Germany’s Evotec is closing down US subsidiary Renovis, just a year after it acquired the South San Francisco-based firm in a stock deal worth $151.8 million.

The move is part of the Hamburg-based company’s action plan which involves “re-engineering its drug discovery and development operations to improve efficiency and realise further cost saving potential”. Operations at Renovis “will be wound down with immediate effect”, Evotec says, a move which will result in the loss of 45 jobs.

The firm says that the decision will result in a minimum of 10 million euros in annual cost savings from 2010 onwards. Evotec added that with the closure of Renovis, all its proprietary drug development programmes will now be managed through its European operations.
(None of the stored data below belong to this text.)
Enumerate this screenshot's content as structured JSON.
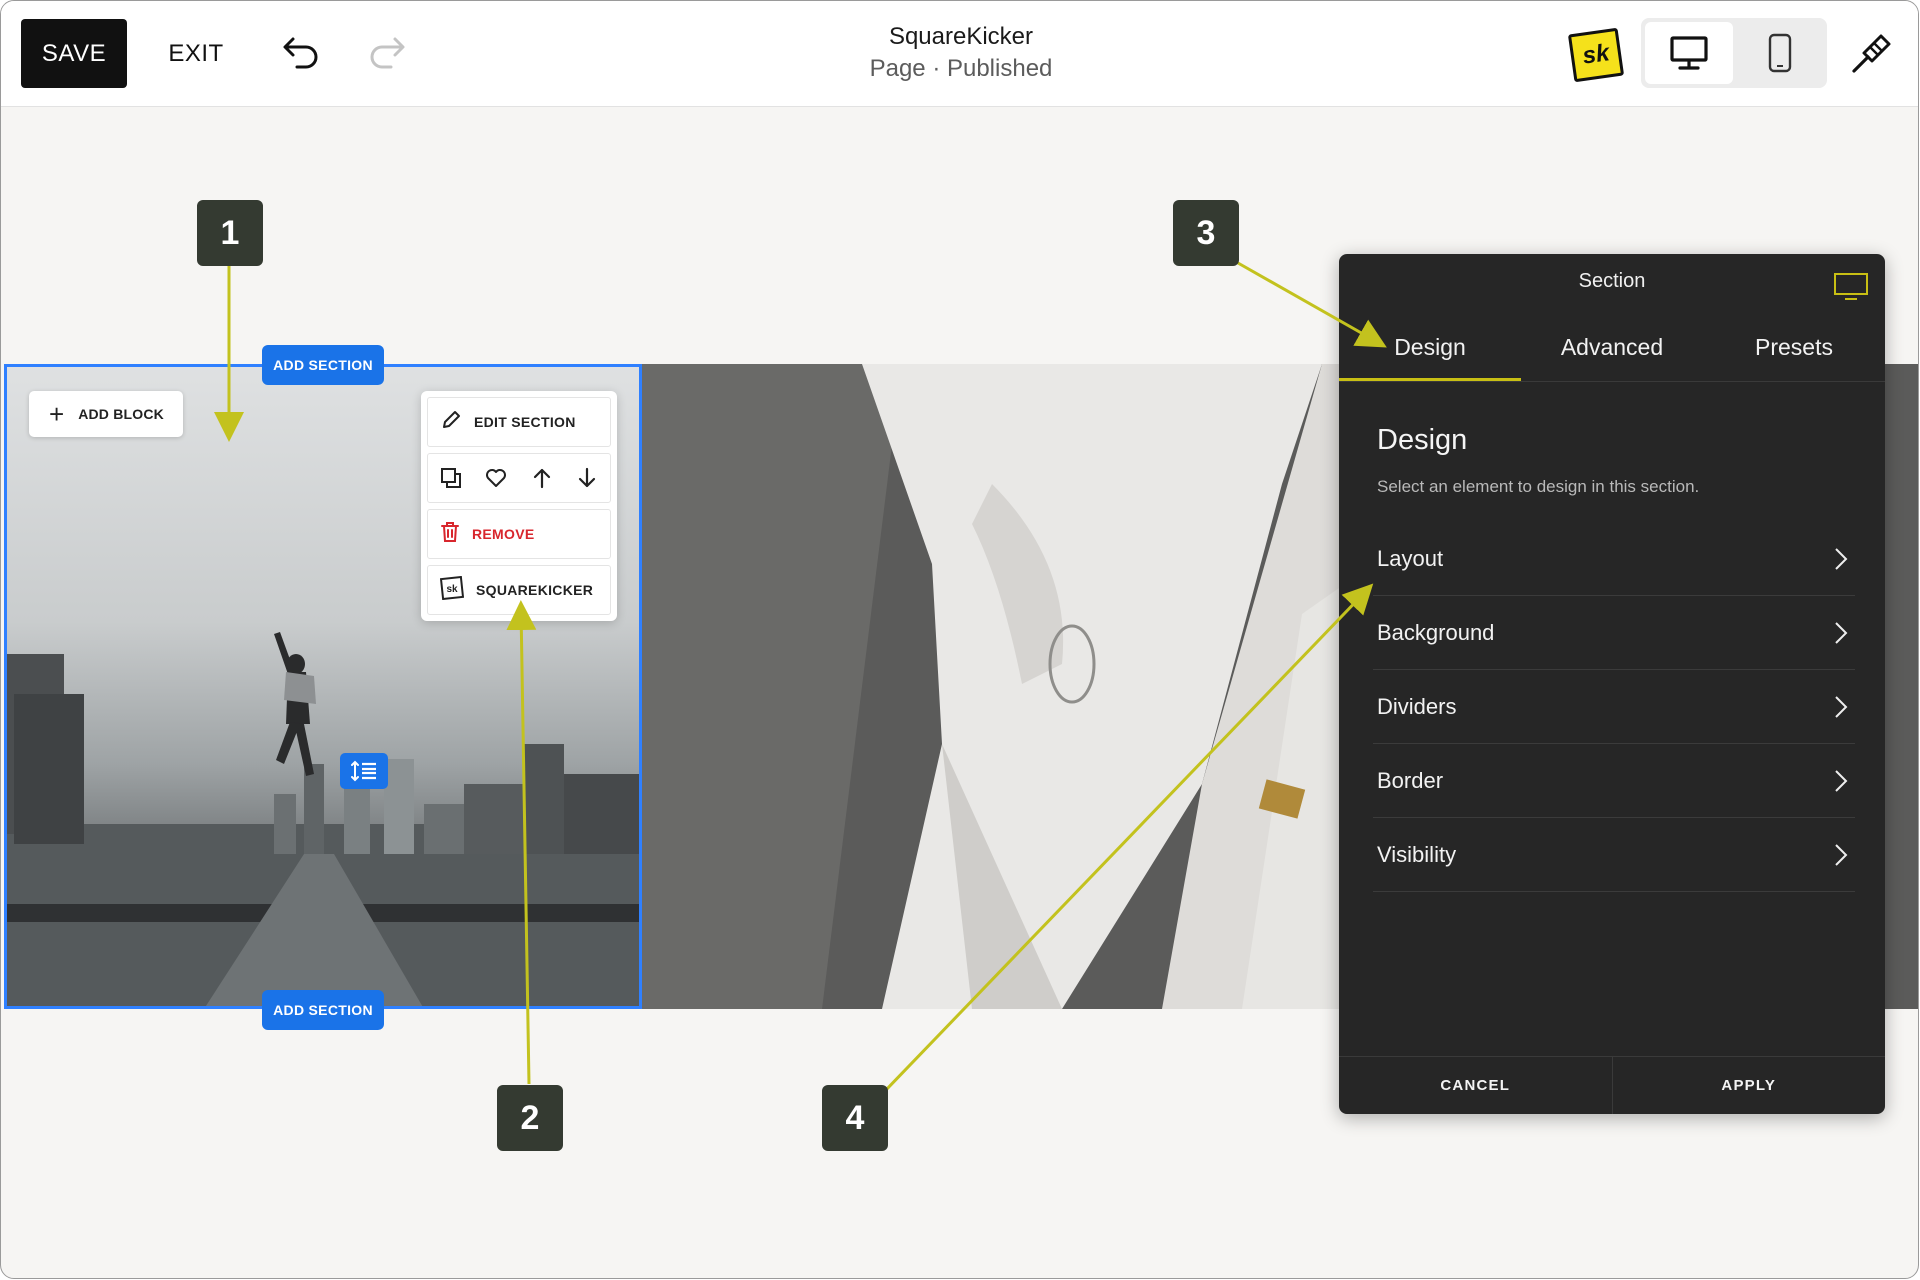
{
  "toolbar": {
    "save_label": "SAVE",
    "exit_label": "EXIT",
    "undo_icon": "undo-icon",
    "redo_icon": "redo-icon",
    "site_title": "SquareKicker",
    "page_status": "Page · Published",
    "logo_text": "sk",
    "device_options": [
      "desktop",
      "mobile"
    ],
    "device_selected": "desktop",
    "style_icon": "paint-brush-icon"
  },
  "canvas": {
    "add_section_label": "ADD SECTION",
    "add_block_label": "ADD BLOCK",
    "section_menu": {
      "edit_label": "EDIT SECTION",
      "icons": [
        "duplicate-icon",
        "heart-icon",
        "arrow-up-icon",
        "arrow-down-icon"
      ],
      "remove_label": "REMOVE",
      "squarekicker_label": "SQUAREKICKER"
    },
    "images": [
      "city-jump-photo",
      "white-sneakers-photo"
    ]
  },
  "panel": {
    "title": "Section",
    "tabs": [
      {
        "label": "Design",
        "active": true
      },
      {
        "label": "Advanced",
        "active": false
      },
      {
        "label": "Presets",
        "active": false
      }
    ],
    "heading": "Design",
    "subtitle": "Select an element to design in this section.",
    "options": [
      "Layout",
      "Background",
      "Dividers",
      "Border",
      "Visibility"
    ],
    "cancel_label": "CANCEL",
    "apply_label": "APPLY"
  },
  "callouts": [
    "1",
    "2",
    "3",
    "4"
  ],
  "colors": {
    "accent_blue": "#1a73e8",
    "panel_bg": "#262626",
    "callout_bg": "#343a31",
    "arrow": "#c3c21e",
    "danger": "#d8262d",
    "logo_yellow": "#f5e11b"
  }
}
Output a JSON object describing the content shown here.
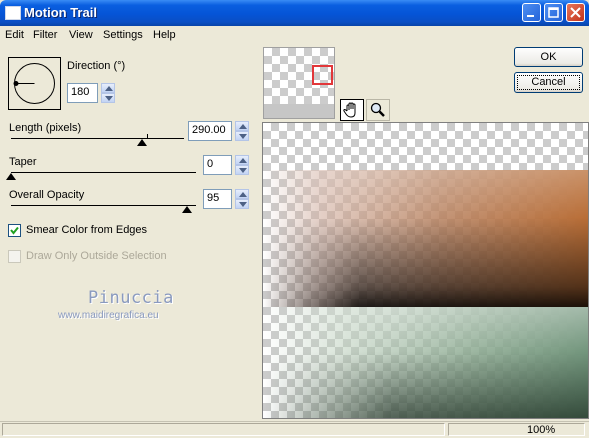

Werner Lanthaler, Evotec’s chief executive, said the firm has identified “strong synergistic potential in the concentration of our operations into one seamless process”. Through this re-engineering, he added, “we will be able to most efficiently advance our proprietary core projects and deliver world-class drug discovery and development support to our partners”. It also will bring “significant cost savings necessary for optimal shareholder value creation”.

The closure of Renovis comes less than a couple of months after Evotec announced 50 job cuts and the firm’s workforce is now less than 330-strong. The firm’s problems stem in part from an inability to find a partner for its insomnia drug candidate EVT 201.

Last month, Evotec noted that EVT 302, an investigational compound for smoking cessation, reported disappointing Phase II trial results, which failed to demonstrate that the treatment enhanced the quit-rate of smokers, compared with placebo or when combined with a nicotine replacement patch.